On back of a steady quarter and ahead of the first quarter of 2017, which the analyst anticipates could be the company’s “breakout quarter,” Pachter reiterates an Outperform rating on ZNGA with a price target of $4.25, which represents just under a 51% increase from where the shares last closed.
Zynga posted bookings that reached $196.7 million, outclassing the high-end of its guidance range of $180 to $190 million, “slightly beating” the analyst’s estimate of $195 million and “comfortably exceeding” the Street’s $187 million. The company also “once again” reported upside to its EBITDA guidance and simultaneously “demonstrated its commitment to expanding operating margin.”
Moving forward, though Zynga models bookings of $185 to $195 million for next quarter, the analyst is looking for $24 million in quarter-over quarter growth, which tops the Street’s expectations by $15 million.
The analyst opines, “We think that Dawn of Titans may add $25 million or more of bookings, CSR2 could deliver flat bookings, and we expect the drag from shutting down underperformers to subside, positioning Zynga to grow its top-line at a faster rate than the Street has modeled. Should either of the two newest games exceed expectations, or should it launch an unannounced title before the end of Q1, bookings growth may accelerate further.”

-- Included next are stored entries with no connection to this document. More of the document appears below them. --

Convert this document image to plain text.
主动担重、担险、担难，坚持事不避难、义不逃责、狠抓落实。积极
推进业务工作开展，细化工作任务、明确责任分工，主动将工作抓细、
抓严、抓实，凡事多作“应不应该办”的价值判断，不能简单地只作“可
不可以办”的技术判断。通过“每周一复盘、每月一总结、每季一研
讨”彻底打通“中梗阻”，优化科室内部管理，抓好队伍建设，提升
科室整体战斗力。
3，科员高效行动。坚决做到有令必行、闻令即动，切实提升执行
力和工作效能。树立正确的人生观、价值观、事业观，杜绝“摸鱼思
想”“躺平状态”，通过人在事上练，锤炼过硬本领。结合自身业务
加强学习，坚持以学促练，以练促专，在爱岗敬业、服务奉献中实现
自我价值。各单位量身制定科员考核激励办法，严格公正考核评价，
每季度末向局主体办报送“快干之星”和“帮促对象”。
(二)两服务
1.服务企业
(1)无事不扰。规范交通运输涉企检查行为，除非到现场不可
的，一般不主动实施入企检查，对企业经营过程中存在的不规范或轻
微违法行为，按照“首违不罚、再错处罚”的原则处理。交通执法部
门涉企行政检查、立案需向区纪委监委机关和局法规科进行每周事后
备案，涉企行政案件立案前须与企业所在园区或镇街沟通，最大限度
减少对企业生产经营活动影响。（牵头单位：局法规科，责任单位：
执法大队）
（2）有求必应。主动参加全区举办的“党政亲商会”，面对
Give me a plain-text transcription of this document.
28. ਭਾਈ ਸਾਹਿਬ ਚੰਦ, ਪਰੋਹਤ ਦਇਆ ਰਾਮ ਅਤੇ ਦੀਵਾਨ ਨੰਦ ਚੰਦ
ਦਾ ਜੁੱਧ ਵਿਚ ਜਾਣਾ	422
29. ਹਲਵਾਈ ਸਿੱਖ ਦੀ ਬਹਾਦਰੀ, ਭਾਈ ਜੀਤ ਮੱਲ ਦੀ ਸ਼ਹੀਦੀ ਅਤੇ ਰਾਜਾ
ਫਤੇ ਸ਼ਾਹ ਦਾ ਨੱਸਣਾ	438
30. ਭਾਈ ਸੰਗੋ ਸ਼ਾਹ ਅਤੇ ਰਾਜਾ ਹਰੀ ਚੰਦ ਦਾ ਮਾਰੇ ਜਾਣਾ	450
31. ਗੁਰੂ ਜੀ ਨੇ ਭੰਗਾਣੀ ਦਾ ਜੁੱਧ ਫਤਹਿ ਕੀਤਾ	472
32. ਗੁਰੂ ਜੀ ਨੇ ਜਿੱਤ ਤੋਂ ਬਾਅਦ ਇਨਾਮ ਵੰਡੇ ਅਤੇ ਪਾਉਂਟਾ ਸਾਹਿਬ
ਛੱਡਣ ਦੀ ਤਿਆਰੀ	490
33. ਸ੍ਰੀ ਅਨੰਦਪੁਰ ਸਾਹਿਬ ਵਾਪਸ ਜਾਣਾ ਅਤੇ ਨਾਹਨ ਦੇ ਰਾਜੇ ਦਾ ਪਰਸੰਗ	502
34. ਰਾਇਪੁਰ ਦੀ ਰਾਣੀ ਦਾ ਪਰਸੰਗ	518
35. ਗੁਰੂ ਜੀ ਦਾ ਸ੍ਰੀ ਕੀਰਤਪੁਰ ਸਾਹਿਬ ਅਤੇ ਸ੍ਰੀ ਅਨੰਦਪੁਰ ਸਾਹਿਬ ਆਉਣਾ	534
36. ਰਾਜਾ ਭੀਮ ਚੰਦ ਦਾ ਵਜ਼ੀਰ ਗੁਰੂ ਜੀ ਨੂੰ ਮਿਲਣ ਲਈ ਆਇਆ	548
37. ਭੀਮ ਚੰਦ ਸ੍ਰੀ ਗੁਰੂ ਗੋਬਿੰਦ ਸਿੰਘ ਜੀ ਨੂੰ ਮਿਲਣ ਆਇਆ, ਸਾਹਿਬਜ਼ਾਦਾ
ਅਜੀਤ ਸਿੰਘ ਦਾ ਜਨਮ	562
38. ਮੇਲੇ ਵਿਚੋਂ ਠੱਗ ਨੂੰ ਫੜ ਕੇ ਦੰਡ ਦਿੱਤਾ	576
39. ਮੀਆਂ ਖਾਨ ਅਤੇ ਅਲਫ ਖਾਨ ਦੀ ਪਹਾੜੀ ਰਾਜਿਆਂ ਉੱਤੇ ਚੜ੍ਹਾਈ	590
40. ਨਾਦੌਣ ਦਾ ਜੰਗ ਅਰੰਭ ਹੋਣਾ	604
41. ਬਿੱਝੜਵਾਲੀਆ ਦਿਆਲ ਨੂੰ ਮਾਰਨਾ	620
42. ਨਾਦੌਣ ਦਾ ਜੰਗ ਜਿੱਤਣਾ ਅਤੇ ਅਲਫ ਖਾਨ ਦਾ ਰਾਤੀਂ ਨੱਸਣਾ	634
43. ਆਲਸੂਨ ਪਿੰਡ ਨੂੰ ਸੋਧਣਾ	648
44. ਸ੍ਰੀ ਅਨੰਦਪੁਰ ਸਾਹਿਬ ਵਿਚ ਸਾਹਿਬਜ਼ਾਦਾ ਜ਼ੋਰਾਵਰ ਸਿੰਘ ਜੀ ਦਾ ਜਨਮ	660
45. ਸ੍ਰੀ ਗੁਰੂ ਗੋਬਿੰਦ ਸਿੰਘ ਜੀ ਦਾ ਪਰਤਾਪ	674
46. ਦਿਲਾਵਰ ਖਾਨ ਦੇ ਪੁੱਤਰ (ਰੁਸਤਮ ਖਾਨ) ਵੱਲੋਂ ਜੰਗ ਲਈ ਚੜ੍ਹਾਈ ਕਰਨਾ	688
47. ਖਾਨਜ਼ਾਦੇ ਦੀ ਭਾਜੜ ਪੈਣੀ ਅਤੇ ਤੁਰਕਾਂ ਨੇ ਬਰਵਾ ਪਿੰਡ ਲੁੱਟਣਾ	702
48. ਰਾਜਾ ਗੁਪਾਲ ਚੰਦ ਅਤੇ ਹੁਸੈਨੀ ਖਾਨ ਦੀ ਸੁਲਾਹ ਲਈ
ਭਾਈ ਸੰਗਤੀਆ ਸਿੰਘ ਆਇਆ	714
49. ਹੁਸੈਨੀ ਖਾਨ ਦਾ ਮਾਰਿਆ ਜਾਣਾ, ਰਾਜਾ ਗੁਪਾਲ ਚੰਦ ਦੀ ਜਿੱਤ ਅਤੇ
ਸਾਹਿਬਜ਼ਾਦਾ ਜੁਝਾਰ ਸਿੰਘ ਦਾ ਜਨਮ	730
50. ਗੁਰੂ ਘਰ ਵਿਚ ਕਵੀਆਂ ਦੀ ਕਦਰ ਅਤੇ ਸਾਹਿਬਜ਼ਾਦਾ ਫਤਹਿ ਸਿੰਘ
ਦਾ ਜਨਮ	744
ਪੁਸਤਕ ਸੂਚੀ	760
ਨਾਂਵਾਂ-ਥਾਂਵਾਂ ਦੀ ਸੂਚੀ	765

“The games pipeline is likely well stocked. CEO Frank Gibeau […] has re-focused Zynga’s studios on the highest potential games, and has refined the greenlight process to ensure that games launched have significant revenue potential. We are confident that Zynga will launch at least two games each year with the potential to generate $50 million per year,” Pachter surmises.
TipRanks analytics demonstrate ZNGA as a Buy. Based on 10 analysts polled in the last 3 months, 5 rate a Buy on ZNGA, 5 maintain a Hold, while 1 issues a Sell. The 12-month price target stands at $3.65, marking a nearly 29% upside from where the stock is currently trading.